The group returns to the control room, kept safe by heavy metal doors. There, they learn of the dinosaur's origins from McQuade: a brilliant genetic scientist working for a poultry company went mad and decided to wipe out all of humanity by using a virus made from prehistoric DNA to impregnate first the birds, then human females with dinosaurs. The government narrowly contained the situation, but kept some of the eggs for analysis, storing them in the plant to be hidden. The eggs hatched and killed off the entire crew, and the electrical damage is putting the plant at risk of meltdown. McQuade organized the mission to prevent the meltdown and save the dinosaurs for research. The crew, unsympathetic to McQuade, decide to blow up the dinosaurs with dynamite. McQuade chases after them but is beaten in a brief fight. McQuade explains that he was trying to stop them from going into the facility's lower levels, because radiation from secretly stored nuclear waste and warheads is leaking out and the containment will eventually fail completely.

Jesse devises a plan to crash the computers to send the site into emergency mode, which should get an evacuation squad to come and rescue them. Once the plan is put into place, the group begins making its way back to the surface. They continue using dynamite to hold off any dinosaurs while getting to the elevator. A raptor breaks into the elevator and eats Rawlins. Monk and McQuade are injured and blow themselves up to kill the remaining raptors.

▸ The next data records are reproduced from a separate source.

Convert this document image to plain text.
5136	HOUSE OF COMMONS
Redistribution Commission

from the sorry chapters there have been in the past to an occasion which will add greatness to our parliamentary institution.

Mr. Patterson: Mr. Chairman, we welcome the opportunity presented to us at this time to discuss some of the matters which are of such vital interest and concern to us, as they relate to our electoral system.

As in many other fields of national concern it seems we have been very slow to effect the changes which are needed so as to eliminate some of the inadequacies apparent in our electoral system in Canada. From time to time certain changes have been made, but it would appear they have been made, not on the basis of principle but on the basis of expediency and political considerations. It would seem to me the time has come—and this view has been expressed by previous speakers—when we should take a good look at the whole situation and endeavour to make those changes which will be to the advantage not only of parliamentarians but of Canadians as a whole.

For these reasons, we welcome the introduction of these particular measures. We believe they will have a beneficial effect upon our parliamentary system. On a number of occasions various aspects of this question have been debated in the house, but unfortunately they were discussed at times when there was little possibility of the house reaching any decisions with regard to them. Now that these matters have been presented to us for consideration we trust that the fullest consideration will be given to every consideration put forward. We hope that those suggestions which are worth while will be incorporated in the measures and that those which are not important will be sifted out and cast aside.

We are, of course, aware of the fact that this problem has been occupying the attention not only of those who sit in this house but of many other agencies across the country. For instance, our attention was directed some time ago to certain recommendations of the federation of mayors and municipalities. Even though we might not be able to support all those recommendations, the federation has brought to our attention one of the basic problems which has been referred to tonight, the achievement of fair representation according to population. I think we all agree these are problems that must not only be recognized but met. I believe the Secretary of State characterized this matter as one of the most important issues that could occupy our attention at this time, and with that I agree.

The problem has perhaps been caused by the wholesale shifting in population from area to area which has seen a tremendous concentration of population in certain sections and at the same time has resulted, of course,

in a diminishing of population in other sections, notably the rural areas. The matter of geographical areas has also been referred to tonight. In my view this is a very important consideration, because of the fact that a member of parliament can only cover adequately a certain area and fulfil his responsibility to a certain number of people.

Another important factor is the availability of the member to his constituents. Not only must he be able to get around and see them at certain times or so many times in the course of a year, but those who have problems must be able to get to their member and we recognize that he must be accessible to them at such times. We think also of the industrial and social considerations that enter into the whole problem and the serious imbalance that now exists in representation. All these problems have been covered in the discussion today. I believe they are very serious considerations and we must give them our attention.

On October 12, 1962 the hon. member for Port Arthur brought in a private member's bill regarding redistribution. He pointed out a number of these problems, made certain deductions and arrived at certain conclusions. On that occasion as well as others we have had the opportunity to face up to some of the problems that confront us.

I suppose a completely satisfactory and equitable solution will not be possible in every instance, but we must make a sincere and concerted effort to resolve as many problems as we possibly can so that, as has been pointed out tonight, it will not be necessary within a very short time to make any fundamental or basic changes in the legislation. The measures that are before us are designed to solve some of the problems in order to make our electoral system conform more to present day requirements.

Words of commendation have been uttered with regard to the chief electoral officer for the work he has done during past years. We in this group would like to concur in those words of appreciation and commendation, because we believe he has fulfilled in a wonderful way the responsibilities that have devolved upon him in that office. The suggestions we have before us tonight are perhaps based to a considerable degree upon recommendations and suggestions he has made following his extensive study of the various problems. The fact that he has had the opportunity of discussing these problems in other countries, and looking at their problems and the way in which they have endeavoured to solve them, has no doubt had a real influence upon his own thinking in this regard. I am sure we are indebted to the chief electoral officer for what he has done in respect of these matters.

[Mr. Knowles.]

Jesse and Jack, now on their own, continue making their way up. Jack, however, has taken a long fall and is injured. Jesse runs outside to find the evacuation team waiting. He tries to get them to go back for Jack, but they refuse, so he runs back in himself and encounters a Tyrannosaurus. Jesse helps Jack get to the rescue helicopter, just as the T. rex bursts out and bites the head off one of the rescue crew. Jesse runs back again, and gets in the forklift. Using the forklift remote, he opens the door to the elevator shaft and wrestles the dinosaur with the forklift, eventually weakening it enough to push it down the shaft. Jesse and Jack are flown off, and Jesse uses a remote detonator to detonate the rest of the dynamite, destroying the facility and preventing a meltdown.

Cast

Trivia

  • Stock footage from the first Carnosaur film was used during parts of the forklift duel scene with the T. rex, including the scenes of impalement.
  • A Carnosaur is actually a large group of carnivorous dinosaurs, rather than a species, which the title suggests.
  • The T. rex animatronic puppet from Carnosaur was used in the film, while new gray skinned Velociraptors replaced the Deinonychus from the first film.
  • In the trailer, the roars from the T. rex and the cries from the Velociraptors were both taken from Jurassic Park.

Release

Carnosaur 2 was released direct-to-video in mid-February 1995.[1] It was released on DVD on April 18, 2000, after the VHS version was discontinued. Special features included cast biographies and the original trailer. It was released on February 6, 2001 as part of the Carnosaur Collector's Set, which packaged the original DVD releases of all three Carnosaur movies. The film has become a cult classic because of its campy special effects and use of footage from the first film and dinosaur sounds from Jurassic Park. All three films and the unofficial sequel, Raptor, have since been discontinued on DVD.

Reception

The Houston Chronicle wrote that the film "takes an exploitation-film approach to 'Jurassic Park.' That is to say, it's cheap and shamelessly derivative. Yet it also sports a fine cast, including two-time Oscar nominee John Savage, and is galvanized by the scrappy resourcefulness and unpretentious spirit that low-budget filmmaking allows."[1]

References

  1. 1 2 "Fine cast plays food in latest 'Carnosaur'". Houston Chronicle. February 16, 1995. Retrieved July 13, 2017 via NewsBank. "Carnosaur 2," premiering on video this week [...].